The paper tackles open-domain question answering by addressing limitations of applying reading comprehension models, proposing a hierarchical probabilistic formulation and model (HAS-QA) that handles paragraphs without answers, multiple answer spans, and position dependencies, resulting in significant performance improvements over baselines on public datasets.
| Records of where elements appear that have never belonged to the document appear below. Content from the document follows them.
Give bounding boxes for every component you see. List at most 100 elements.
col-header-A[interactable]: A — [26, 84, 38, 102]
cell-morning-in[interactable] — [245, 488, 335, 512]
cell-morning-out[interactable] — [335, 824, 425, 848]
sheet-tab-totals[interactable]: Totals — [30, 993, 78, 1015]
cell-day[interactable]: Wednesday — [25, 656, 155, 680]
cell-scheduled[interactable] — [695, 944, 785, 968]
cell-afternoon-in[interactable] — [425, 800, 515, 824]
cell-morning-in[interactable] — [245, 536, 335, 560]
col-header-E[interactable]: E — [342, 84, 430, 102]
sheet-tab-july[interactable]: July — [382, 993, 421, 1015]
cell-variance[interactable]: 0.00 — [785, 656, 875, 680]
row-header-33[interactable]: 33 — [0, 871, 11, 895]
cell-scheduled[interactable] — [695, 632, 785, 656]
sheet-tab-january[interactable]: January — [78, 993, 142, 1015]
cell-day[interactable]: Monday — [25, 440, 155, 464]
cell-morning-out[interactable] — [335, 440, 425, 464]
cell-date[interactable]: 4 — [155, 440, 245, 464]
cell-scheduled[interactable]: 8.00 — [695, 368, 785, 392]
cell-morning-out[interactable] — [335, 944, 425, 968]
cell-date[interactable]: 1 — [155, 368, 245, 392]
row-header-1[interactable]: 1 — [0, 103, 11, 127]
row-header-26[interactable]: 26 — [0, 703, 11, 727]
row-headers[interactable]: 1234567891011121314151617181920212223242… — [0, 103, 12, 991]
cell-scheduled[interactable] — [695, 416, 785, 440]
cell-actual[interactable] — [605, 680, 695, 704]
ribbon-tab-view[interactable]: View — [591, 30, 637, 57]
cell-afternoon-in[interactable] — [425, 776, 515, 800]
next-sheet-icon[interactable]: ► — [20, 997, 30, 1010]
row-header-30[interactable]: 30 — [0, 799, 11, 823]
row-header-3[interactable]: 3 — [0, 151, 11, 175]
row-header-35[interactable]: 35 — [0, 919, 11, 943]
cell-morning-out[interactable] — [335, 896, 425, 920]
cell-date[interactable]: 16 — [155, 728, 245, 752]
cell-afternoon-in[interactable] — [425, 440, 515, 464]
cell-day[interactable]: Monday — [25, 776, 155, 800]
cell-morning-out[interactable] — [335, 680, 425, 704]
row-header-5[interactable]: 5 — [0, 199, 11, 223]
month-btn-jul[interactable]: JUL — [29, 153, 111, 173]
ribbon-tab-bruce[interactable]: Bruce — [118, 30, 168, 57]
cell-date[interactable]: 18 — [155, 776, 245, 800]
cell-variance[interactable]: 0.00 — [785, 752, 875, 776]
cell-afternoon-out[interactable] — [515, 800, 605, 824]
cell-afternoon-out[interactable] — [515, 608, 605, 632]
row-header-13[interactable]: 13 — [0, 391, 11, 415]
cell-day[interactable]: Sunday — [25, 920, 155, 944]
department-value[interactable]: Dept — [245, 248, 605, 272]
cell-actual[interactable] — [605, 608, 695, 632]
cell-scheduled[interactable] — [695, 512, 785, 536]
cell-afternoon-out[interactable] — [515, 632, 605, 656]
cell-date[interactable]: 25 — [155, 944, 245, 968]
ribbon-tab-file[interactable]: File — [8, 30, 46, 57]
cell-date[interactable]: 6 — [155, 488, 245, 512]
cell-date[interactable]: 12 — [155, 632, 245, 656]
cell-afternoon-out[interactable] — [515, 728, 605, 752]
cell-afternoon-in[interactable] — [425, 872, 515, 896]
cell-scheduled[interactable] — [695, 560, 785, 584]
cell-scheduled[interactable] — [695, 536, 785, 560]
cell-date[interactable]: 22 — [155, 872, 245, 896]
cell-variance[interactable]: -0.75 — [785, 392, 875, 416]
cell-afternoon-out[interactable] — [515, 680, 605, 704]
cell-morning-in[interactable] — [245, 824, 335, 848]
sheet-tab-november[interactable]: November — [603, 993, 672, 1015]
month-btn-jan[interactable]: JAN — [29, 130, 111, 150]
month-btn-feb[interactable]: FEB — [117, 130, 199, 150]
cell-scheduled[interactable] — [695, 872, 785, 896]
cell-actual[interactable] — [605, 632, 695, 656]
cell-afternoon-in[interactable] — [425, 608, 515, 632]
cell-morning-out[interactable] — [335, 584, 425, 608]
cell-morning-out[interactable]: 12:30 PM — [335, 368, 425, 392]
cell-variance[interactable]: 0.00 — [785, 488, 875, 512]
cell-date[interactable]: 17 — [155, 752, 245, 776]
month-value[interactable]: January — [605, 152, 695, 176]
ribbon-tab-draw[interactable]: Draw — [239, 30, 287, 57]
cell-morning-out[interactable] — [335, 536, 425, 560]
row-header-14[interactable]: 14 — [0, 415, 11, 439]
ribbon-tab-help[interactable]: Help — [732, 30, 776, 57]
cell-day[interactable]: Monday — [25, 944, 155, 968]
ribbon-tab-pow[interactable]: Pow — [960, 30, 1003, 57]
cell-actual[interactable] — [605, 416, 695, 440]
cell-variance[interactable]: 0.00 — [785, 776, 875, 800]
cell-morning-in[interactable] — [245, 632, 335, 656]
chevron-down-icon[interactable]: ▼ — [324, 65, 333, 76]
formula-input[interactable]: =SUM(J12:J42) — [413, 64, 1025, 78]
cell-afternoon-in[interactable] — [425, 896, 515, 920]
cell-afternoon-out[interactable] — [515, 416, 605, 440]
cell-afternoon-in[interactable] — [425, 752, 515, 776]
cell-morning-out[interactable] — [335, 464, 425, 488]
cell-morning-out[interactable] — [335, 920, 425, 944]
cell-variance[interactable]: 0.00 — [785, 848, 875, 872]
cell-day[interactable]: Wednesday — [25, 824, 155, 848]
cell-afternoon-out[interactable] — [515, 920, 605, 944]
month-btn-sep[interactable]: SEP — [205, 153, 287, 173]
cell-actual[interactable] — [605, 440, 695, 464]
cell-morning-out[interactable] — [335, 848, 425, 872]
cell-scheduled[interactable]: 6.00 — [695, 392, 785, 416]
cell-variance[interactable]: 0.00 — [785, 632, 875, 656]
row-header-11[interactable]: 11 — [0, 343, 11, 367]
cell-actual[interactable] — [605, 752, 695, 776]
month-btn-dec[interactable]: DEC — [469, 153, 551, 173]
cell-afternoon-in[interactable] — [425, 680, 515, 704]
This paper is concerned with open-domain question answering (i.e., OpenQA). Recently, some works have viewed this problem as a reading comprehension (RC) task, and directly applied successful RC models to it. However, the performances of such models are not so good as that in the RC task. In our opinion, the perspective of RC ignores three characteristics in OpenQA task: 1) many paragraphs without the answer span are included in the data collection; 2) multiple answer spans may exist within one given paragraph; 3) the end position of an answer span is dependent with the start position. In this paper, we first propose a new probabilistic formulation of OpenQA, based on a three-level hierarchical structure, i.e.,~the question level, the paragraph level and the answer span level. Then a Hierarchical Answer Spans Model (HAS-QA) is designed to capture each probability. HAS-QA has the ability to tackle the above three problems, and experiments on public OpenQA datasets show that it significantly outperforms traditional RC baselines and recent OpenQA baselines.